Die Abschnitte der Stunde wurden mithilfe dieser Pusteblume visualisiert. Ganz klar wurden aber die Ziele der Stunde über eine Lernzielorientierung von der Kollegin benannt. Diese könnt ihr oben bei Ziel lesen. Oftmals erlebe ich, dass zwar Dinge, die in der Stunde eine Rolle spielen, visualisiert werden, aber häufig sind es eigentlich die Sozialformen. Ohne jetzt fachdidaktisch wertvolle Literatur zu zitieren, vermittle ich immer wieder, dass Kinder ganz klar wissen sollten- Was lernen/tun wir? Wie, wann, wo geschieht das....auch warum machen wir das. Natürlich können nicht immer alle Komponenten angesprochen werden. Auch Teilzielorientierungen sollten immer wieder eingesetzt werden. Sie können als Unterrichtsphasentrenner dienen. Natürlich hängt alles auch von der Art der Stunde ab. Es ist ein großer Unterschied, ob ich sehr offen arbeite, hin zum Unterricht, in dem ein Wechsel zwischen offenen Unterrichtsformen und frontalen Phasen stattfindet. Der Schmetterling, den man oben in der Pusteblume sieht, wurde jeweils an den entsprechenden Unterrichtsabschnitt geheftet.
 
Ihr seht ja, dass die Kinder eine Forscherzeit hatten. In dieser lösten sie ihre differenzierten Forscheraufträge, die man hoffentlich einigermaßen im  Tafelbild erkennt. Mir geht es nicht darum, den Inhalt der Aufgaben zu zeigen, sondern wie die Gestaltung war. Es ging u.a. um die Entwicklungsstadien und dazu waren neben den farbigen Applikationen Sachtexte zu erlesen, welche unterschiedlich gefärbt waren. Das jeweilige Kind wusste durch seinen Auftrag, welchen Text es lesen sollte, um die Forscheraufgabe zu lösen. Die Idee des Rettungsrings finde ich gut. Unter diesen heften die Kinder ihren Namen, die Hilfe benötigen. So konnte die Lehrerin recht schnell reagieren.

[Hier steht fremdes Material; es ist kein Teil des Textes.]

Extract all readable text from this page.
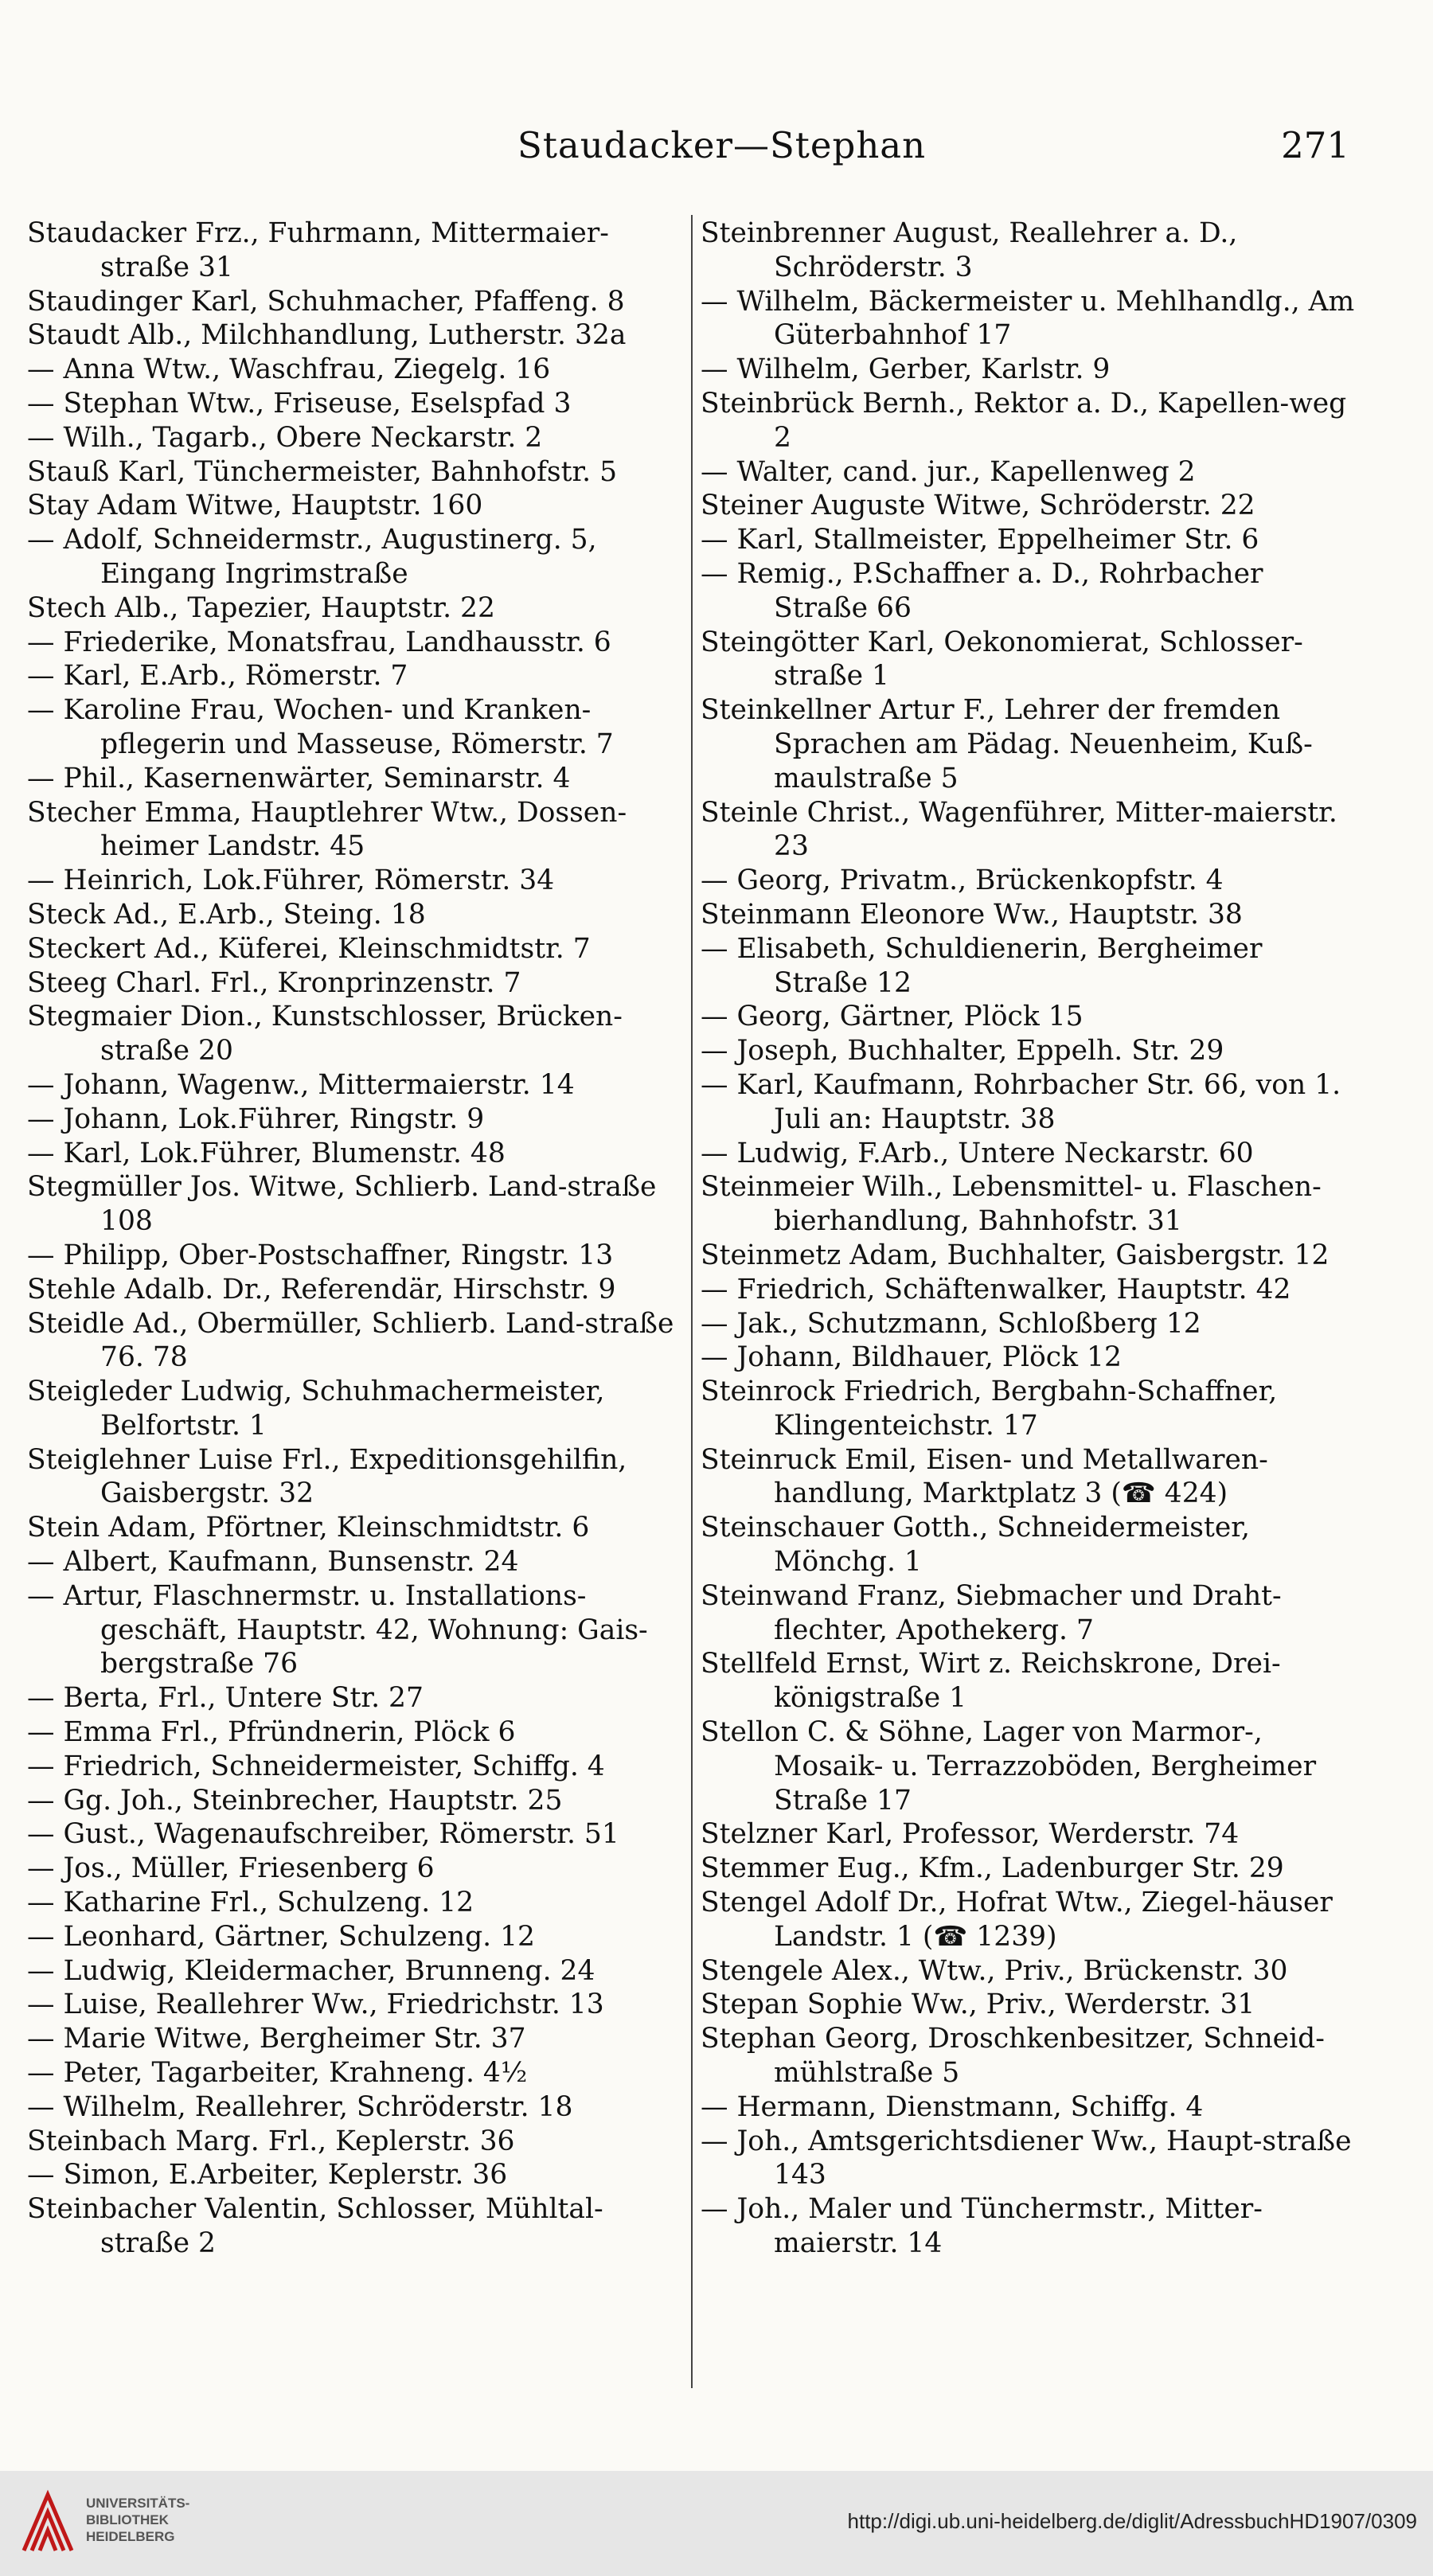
Staudacker—Stephan	271
Staudacker Frz., Fuhrmann, Mittermaier-straße 31
Staudinger Karl, Schuhmacher, Pfaffeng. 8
Staudt Alb., Milchhandlung, Lutherstr. 32a
— Anna Wtw., Waschfrau, Ziegelg. 16
— Stephan Wtw., Friseuse, Eselspfad 3
— Wilh., Tagarb., Obere Neckarstr. 2
Stauß Karl, Tünchermeister, Bahnhofstr. 5
Stay Adam Witwe, Hauptstr. 160
— Adolf, Schneidermstr., Augustinerg. 5, Eingang Ingrimstraße
Stech Alb., Tapezier, Hauptstr. 22
— Friederike, Monatsfrau, Landhausstr. 6
— Karl, E.Arb., Römerstr. 7
— Karoline Frau, Wochen- und Kranken-pflegerin und Masseuse, Römerstr. 7
— Phil., Kasernenwärter, Seminarstr. 4
Stecher Emma, Hauptlehrer Wtw., Dossen-heimer Landstr. 45
— Heinrich, Lok.Führer, Römerstr. 34
Steck Ad., E.Arb., Steing. 18
Steckert Ad., Küferei, Kleinschmidtstr. 7
Steeg Charl. Frl., Kronprinzenstr. 7
Stegmaier Dion., Kunstschlosser, Brücken-straße 20
— Johann, Wagenw., Mittermaierstr. 14
— Johann, Lok.Führer, Ringstr. 9
— Karl, Lok.Führer, Blumenstr. 48
Stegmüller Jos. Witwe, Schlierb. Land-straße 108
— Philipp, Ober-Postschaffner, Ringstr. 13
Stehle Adalb. Dr., Referendär, Hirschstr. 9
Steidle Ad., Obermüller, Schlierb. Land-straße 76. 78
Steigleder Ludwig, Schuhmachermeister, Belfortstr. 1
Steiglehner Luise Frl., Expeditionsgehilfin, Gaisbergstr. 32
Stein Adam, Pförtner, Kleinschmidtstr. 6
— Albert, Kaufmann, Bunsenstr. 24
— Artur, Flaschnermstr. u. Installations-geschäft, Hauptstr. 42, Wohnung: Gais-bergstraße 76
— Berta, Frl., Untere Str. 27
— Emma Frl., Pfründnerin, Plöck 6
— Friedrich, Schneidermeister, Schiffg. 4
— Gg. Joh., Steinbrecher, Hauptstr. 25
— Gust., Wagenaufschreiber, Römerstr. 51
— Jos., Müller, Friesenberg 6
— Katharine Frl., Schulzeng. 12
— Leonhard, Gärtner, Schulzeng. 12
— Ludwig, Kleidermacher, Brunneng. 24
— Luise, Reallehrer Ww., Friedrichstr. 13
— Marie Witwe, Bergheimer Str. 37
— Peter, Tagarbeiter, Krahneng. 4½
— Wilhelm, Reallehrer, Schröderstr. 18
Steinbach Marg. Frl., Keplerstr. 36
— Simon, E.Arbeiter, Keplerstr. 36
Steinbacher Valentin, Schlosser, Mühltal-straße 2
Steinbrenner August, Reallehrer a. D., Schröderstr. 3
— Wilhelm, Bäckermeister u. Mehlhandlg., Am Güterbahnhof 17
— Wilhelm, Gerber, Karlstr. 9
Steinbrück Bernh., Rektor a. D., Kapellen-weg 2
— Walter, cand. jur., Kapellenweg 2
Steiner Auguste Witwe, Schröderstr. 22
— Karl, Stallmeister, Eppelheimer Str. 6
— Remig., P.Schaffner a. D., Rohrbacher Straße 66
Steingötter Karl, Oekonomierat, Schlosser-straße 1
Steinkellner Artur F., Lehrer der fremden Sprachen am Pädag. Neuenheim, Kuß-maulstraße 5
Steinle Christ., Wagenführer, Mitter-maierstr. 23
— Georg, Privatm., Brückenkopfstr. 4
Steinmann Eleonore Ww., Hauptstr. 38
— Elisabeth, Schuldienerin, Bergheimer Straße 12
— Georg, Gärtner, Plöck 15
— Joseph, Buchhalter, Eppelh. Str. 29
— Karl, Kaufmann, Rohrbacher Str. 66, von 1. Juli an: Hauptstr. 38
— Ludwig, F.Arb., Untere Neckarstr. 60
Steinmeier Wilh., Lebensmittel- u. Flaschen-bierhandlung, Bahnhofstr. 31
Steinmetz Adam, Buchhalter, Gaisbergstr. 12
— Friedrich, Schäftenwalker, Hauptstr. 42
— Jak., Schutzmann, Schloßberg 12
— Johann, Bildhauer, Plöck 12
Steinrock Friedrich, Bergbahn-Schaffner, Klingenteichstr. 17
Steinruck Emil, Eisen- und Metallwaren-handlung, Marktplatz 3 (☎ 424)
Steinschauer Gotth., Schneidermeister, Mönchg. 1
Steinwand Franz, Siebmacher und Draht-flechter, Apothekerg. 7
Stellfeld Ernst, Wirt z. Reichskrone, Drei-königstraße 1
Stellon C. & Söhne, Lager von Marmor-, Mosaik- u. Terrazzoböden, Bergheimer Straße 17
Stelzner Karl, Professor, Werderstr. 74
Stemmer Eug., Kfm., Ladenburger Str. 29
Stengel Adolf Dr., Hofrat Wtw., Ziegel-häuser Landstr. 1 (☎ 1239)
Stengele Alex., Wtw., Priv., Brückenstr. 30
Stepan Sophie Ww., Priv., Werderstr. 31
Stephan Georg, Droschkenbesitzer, Schneid-mühlstraße 5
— Hermann, Dienstmann, Schiffg. 4
— Joh., Amtsgerichtsdiener Ww., Haupt-straße 143
— Joh., Maler und Tünchermstr., Mitter-maierstr. 14
UNIVERSITÄTS-
BIBLIOTHEK
HEIDELBERG
http://digi.ub.uni-heidelberg.de/diglit/AdressbuchHD1907/0309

 Zur Ergebnissicherung kamen alle wieder in den Sitzkreis und nun wurden die Forscheraufgaben bzw. Fragen geklärt und die Frage- Was haben Nudeln und Erbsen mit Schmetterlingen zu tun?- erörtert.
 Oben seht ihr den Puzzleschmetterling, der zur Ergebnissicherung genutzt wurde. Frage für Frage wurde geklärt und der Schmetterling entstand. Auf die Pappteller wurden Bilder geordnet zur Nahrung.
Hier seht ihr die differenzierten Texte zur Nahrung.
Na? Habt ihr evtl. eine Ahnung, was Erbsen und Nudeln mit Schmetterlingen zu tun haben könnten?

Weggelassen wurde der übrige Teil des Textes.